Em 1975, gravando uma das canções da novela "Gabriela", da TV Globo, Fafá de Belém despontou para o sucesso nacional . Seu passaporte para o que viria a ser uma longa carreira artística foi a canção "Filho da Bahia", um samba de roda no melhor estilo do Recôncavo Baiano, mas em certa medida muito parecido com o carimbó do seu estado natal.
Substituindo na referida gravação a cantora Maria Creuza, que estava operada de apendicite, "Filho da Bahia", de Walter Queiroz, foi o primeiro grande sucesso de Fafá de Belém. Toda dengosa, ela, aos 19 anos, remexia o generoso decote e soltava a voz, bem aguda e afinada:
"Sei beber no Varandá.
Foi Sandoval quem me ensinou.
Ah, moreno."
O Varandá e Sandoval estariam, a partir de ali, imortalizados na música popular brasileira. Mas não no sentido físico da palavra.
De Sandoval, sabe-se que, guiado pela nova dinâmica da cidade, abriu um bar em Pituba onde passou a gozar de nova clientela. Numa tarde dos anos 1980, porém, ele teve um fim trágico. Ao ser atingido por uma roda que se soltou de um caminhão. Quanto ao Varandá, esse marco civilizatório da cidade para se falar de utopias, amores perdidos, porres homéricos e boemias em geral, no dia 23 de agosto de 2020, uma grande parte do casarão desabou (foto). E, quatro dias depois, a prefeitura autorizou a demolição completa dele, por que oferecia risco a quem transitava pelo local.

Paulo,
ResponderExcluirNão sei por qual razão perdi a oportunidade de conhecer o local. Lembro que, numa daquelas noites em Salvador, fomos a um puteiro na Cidade Baixa e, já no final, eu me excedi na bebida - coisa rara na minha vida - e terminei no quartel, em plena ressaca. Daquelas piores. Tenho enxaquecas.
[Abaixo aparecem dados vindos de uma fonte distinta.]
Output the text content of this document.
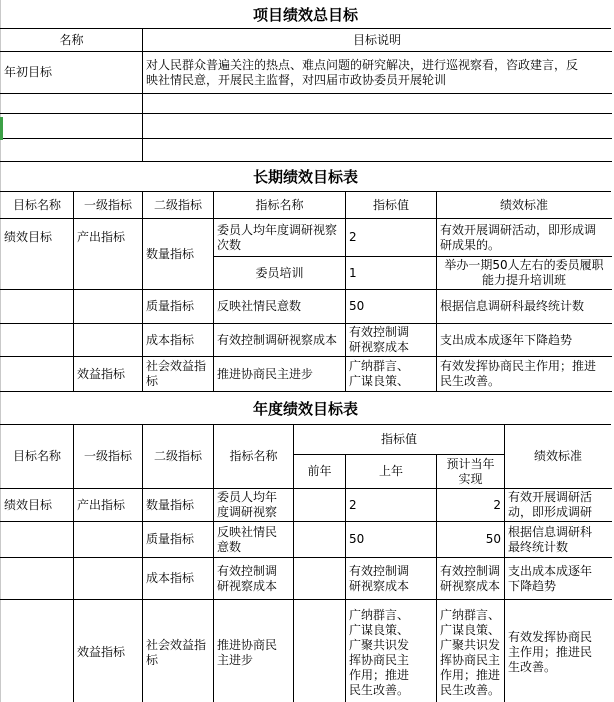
项目绩效总目标
名称	目标说明
年初目标	对人民群众普遍关注的热点、难点问题的研究解决，进行巡视察看，咨政建言，反映社情民意，开展民主监督，对四届市政协委员开展轮训

长期绩效目标表
目标名称	一级指标	二级指标	指标名称	指标值	绩效标准
绩效目标	产出指标	数量指标	委员人均年度调研视察次数	2	有效开展调研活动，即形成调研成果的。

			委员培训	1	举办一期50人左右的委员履职能力提升培训班

		质量指标	反映社情民意数	50	根据信息调研科最终统计数
		成本指标	有效控制调研视察成本	有效控制调研视察成本	支出成本成逐年下降趋势
	效益指标	社会效益指标	推进协商民主进步	广纳群言、广谋良策、	有效发挥协商民主作用；推进民生改善。
年度绩效目标表
目标名称	一级指标	二级指标	指标名称	指标值			绩效标准
				前年	上年	预计当年实现	

绩效目标	产出指标	数量指标	委员人均年度调研视察		2	2	有效开展调研活动，即形成调研

		质量指标	反映社情民意数		50	50	根据信息调研科最终统计数

		成本指标	有效控制调研视察成本		有效控制调研视察成本	有效控制调研视察成本	支出成本成逐年下降趋势

	效益指标	社会效益指标	推进协商民主进步		广纳群言、广谋良策、广聚共识发挥协商民主作用；推进民生改善。	广纳群言、广谋良策、广聚共识发挥协商民主作用；推进民生改善。	有效发挥协商民主作用；推进民生改善。
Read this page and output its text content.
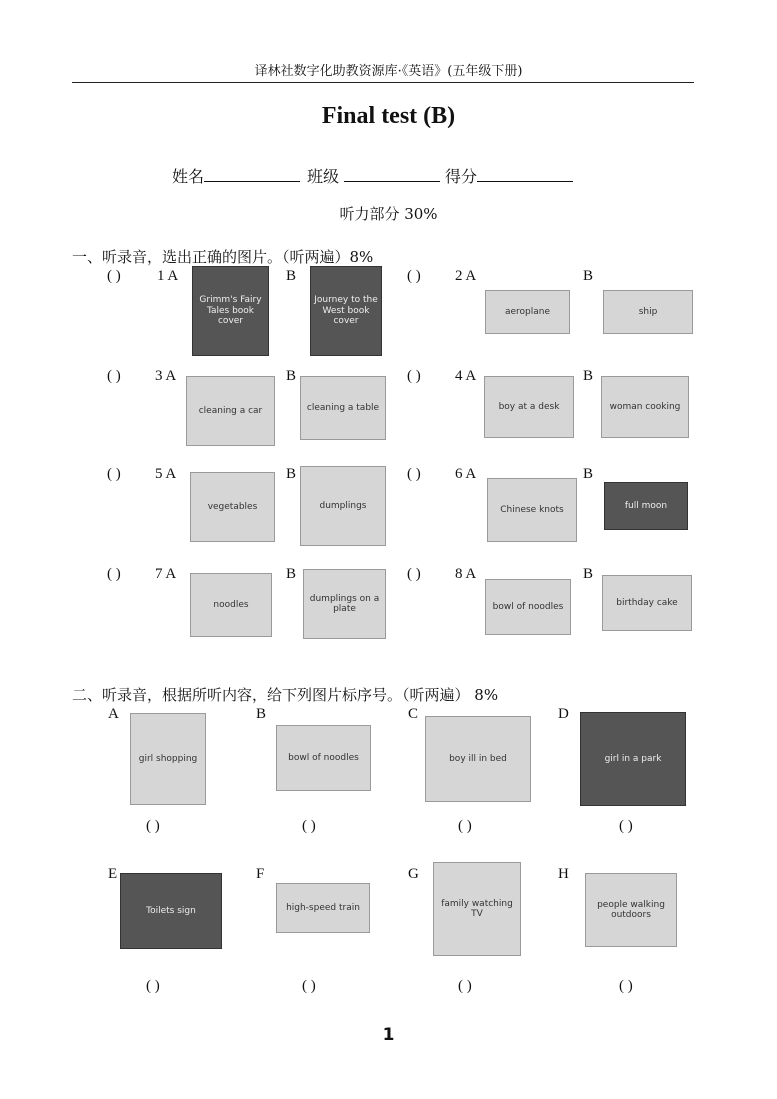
译林社数字化助教资源库·《英语》(五年级下册)
Final test (B)
姓名	班级	得分
听力部分 30%
一、听录音，选出正确的图片。（听两遍）8%
( ) 1 A
Grimm's Fairy Tales book cover
B
Journey to the West book cover
( ) 2 A
aeroplane
B
ship
( ) 3 A
cleaning a car
B
cleaning a table
( ) 4 A
boy at a desk
B
woman cooking
( ) 5 A
vegetables
B
dumplings
( ) 6 A
Chinese knots
B
full moon
( ) 7 A
noodles
B
dumplings on a plate
( ) 8 A
bowl of noodles
B
birthday cake
二、听录音，根据所听内容，给下列图片标序号。（听两遍） 8%
A
girl shopping
( )
B
bowl of noodles
( )
C
boy ill in bed
( )
D
girl in a park
( )
E
Toilets sign
( )
F
high-speed train
( )
G
family watching TV
( )
H
people walking outdoors
( )
1
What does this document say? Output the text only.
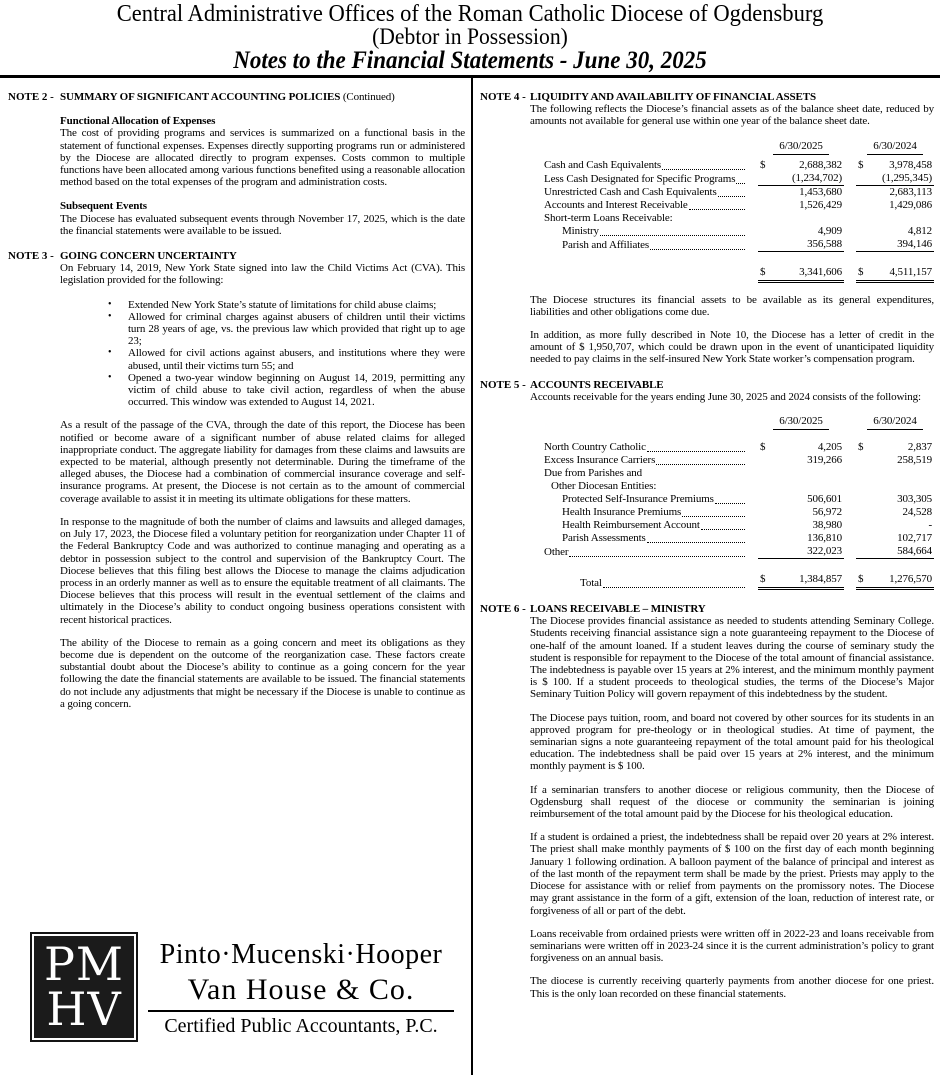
Central Administrative Offices of the Roman Catholic Diocese of Ogdensburg
(Debtor in Possession)
Notes to the Financial Statements - June 30, 2025
NOTE 2 - SUMMARY OF SIGNIFICANT ACCOUNTING POLICIES (Continued)
Functional Allocation of Expenses
The cost of providing programs and services is summarized on a functional basis in the statement of functional expenses. Expenses directly supporting programs run or administered by the Diocese are allocated directly to program expenses. Costs common to multiple functions have been allocated among various functions benefited using a reasonable allocation method based on the total expenses of the program and administration costs.
Subsequent Events
The Diocese has evaluated subsequent events through November 17, 2025, which is the date the financial statements were available to be issued.
NOTE 3 - GOING CONCERN UNCERTAINTY
On February 14, 2019, New York State signed into law the Child Victims Act (CVA). This legislation provided for the following:
•	Extended New York State’s statute of limitations for child abuse claims;
•	Allowed for criminal charges against abusers of children until their victims turn 28 years of age, vs. the previous law which provided that right up to age 23;
•	Allowed for civil actions against abusers, and institutions where they were abused, until their victims turn 55; and
•	Opened a two-year window beginning on August 14, 2019, permitting any victim of child abuse to take civil action, regardless of when the abuse occurred. This window was extended to August 14, 2021.
As a result of the passage of the CVA, through the date of this report, the Diocese has been notified or become aware of a significant number of abuse related claims for alleged inappropriate conduct. The aggregate liability for damages from these claims and lawsuits are expected to be material, although presently not determinable. During the timeframe of the alleged abuses, the Diocese had a combination of commercial insurance coverage and self-insurance programs. At present, the Diocese is not certain as to the amount of commercial coverage available to assist it in meeting its ultimate obligations for these matters.
In response to the magnitude of both the number of claims and lawsuits and alleged damages, on July 17, 2023, the Diocese filed a voluntary petition for reorganization under Chapter 11 of the Federal Bankruptcy Code and was authorized to continue managing and operating as a debtor in possession subject to the control and supervision of the Bankruptcy Court. The Diocese believes that this filing best allows the Diocese to manage the claims adjudication process in an orderly manner as well as to ensure the equitable treatment of all claimants. The Diocese believes that this process will result in the eventual settlement of the claims and ultimately in the Diocese’s ability to conduct ongoing business operations consistent with recent historical practices.
The ability of the Diocese to remain as a going concern and meet its obligations as they become due is dependent on the outcome of the reorganization case. These factors create substantial doubt about the Diocese’s ability to continue as a going concern for the year following the date the financial statements are available to be issued. The financial statements do not include any adjustments that might be necessary if the Diocese is unable to continue as a going concern.
PM
HV
Pinto·Mucenski·Hooper
Van House & Co.
Certified Public Accountants, P.C.
NOTE 4 - LIQUIDITY AND AVAILABILITY OF FINANCIAL ASSETS
The following reflects the Diocese’s financial assets as of the balance sheet date, reduced by amounts not available for general use within one year of the balance sheet date.
6/30/2025	6/30/2024
Cash and Cash Equivalents	$	2,688,382 $ 3,978,458
Less Cash Designated for Specific Programs	(1,234,702)	(1,295,345)
Unrestricted Cash and Cash Equivalents	1,453,680	2,683,113
Accounts and Interest Receivable	1,526,429	1,429,086
Short-term Loans Receivable:
Ministry	4,909	4,812
Parish and Affiliates	356,588	394,146
$	3,341,606 $ 4,511,157
The Diocese structures its financial assets to be available as its general expenditures, liabilities and other obligations come due.
In addition, as more fully described in Note 10, the Diocese has a letter of credit in the amount of $ 1,950,707, which could be drawn upon in the event of unanticipated liquidity needed to pay claims in the self-insured New York State worker’s compensation program.
NOTE 5 - ACCOUNTS RECEIVABLE
Accounts receivable for the years ending June 30, 2025 and 2024 consists of the following:
6/30/2025	6/30/2024
North Country Catholic	$	4,205 $	2,837
Excess Insurance Carriers	319,266	258,519
Due from Parishes and
Other Diocesan Entities:
Protected Self-Insurance Premiums	506,601	303,305
Health Insurance Premiums	56,972	24,528
Health Reimbursement Account	38,980	-
Parish Assessments	136,810	102,717
Other	322,023	584,664
Total	$	1,384,857 $ 1,276,570
NOTE 6 - LOANS RECEIVABLE – MINISTRY
The Diocese provides financial assistance as needed to students attending Seminary College. Students receiving financial assistance sign a note guaranteeing repayment to the Diocese of one-half of the amount loaned. If a student leaves during the course of seminary study the student is responsible for repayment to the Diocese of the total amount of financial assistance. The indebtedness is payable over 15 years at 2% interest, and the minimum monthly payment is $ 100. If a student proceeds to theological studies, the terms of the Diocese’s Major Seminary Tuition Policy will govern repayment of this indebtedness by the student.
The Diocese pays tuition, room, and board not covered by other sources for its students in an approved program for pre-theology or in theological studies. At time of payment, the seminarian signs a note guaranteeing repayment of the total amount paid for his theological education. The indebtedness shall be paid over 15 years at 2% interest, and the minimum monthly payment is $ 100.
If a seminarian transfers to another diocese or religious community, then the Diocese of Ogdensburg shall request of the diocese or community the seminarian is joining reimbursement of the total amount paid by the Diocese for his theological education.
If a student is ordained a priest, the indebtedness shall be repaid over 20 years at 2% interest. The priest shall make monthly payments of $ 100 on the first day of each month beginning January 1 following ordination. A balloon payment of the balance of principal and interest as of the last month of the repayment term shall be made by the priest. Priests may apply to the Diocese for assistance with or relief from payments on the promissory notes. The Diocese may grant assistance in the form of a gift, extension of the loan, reduction of interest rate, or forgiveness of all or part of the debt.
Loans receivable from ordained priests were written off in 2022-23 and loans receivable from seminarians were written off in 2023-24 since it is the current administration’s policy to grant forgiveness on an annual basis.
The diocese is currently receiving quarterly payments from another diocese for one priest. This is the only loan recorded on these financial statements.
Acho que foi por isso que não os acompanhei ao Varandá.
Outra lembrança de Salvador foi um exame médico em que todos ficamos completamente despidos no salão. Situaçao muito constrangedora ficar pelado na frente dos colevgas. Até hoje não entendo o motivo daquele “exame”, já que éramos apenas visitantes e não candidatos a soldado.
Tive também uma experiência desastrosa com patins. Não sei se você se lembra: havia uma quadra para patinação e eu me aventurei a calçar aqueles sapatos com rodas. Deslizei um metro e caí como uma jaca madura.
Passei quinze dias viajando com dor no cóccix.
Esqueci de comentar sobre outra surpresa com Salvador. Caminhei por um dos bairros centrais da cidade, não era o Pelourinho, mas era um bairro de construções precárias sem ser favela. Havia boa urbanização. A surpresa foi a quantidade negros . Não eram mulatos, eram negros como um barro de Narobi. 100% de negros.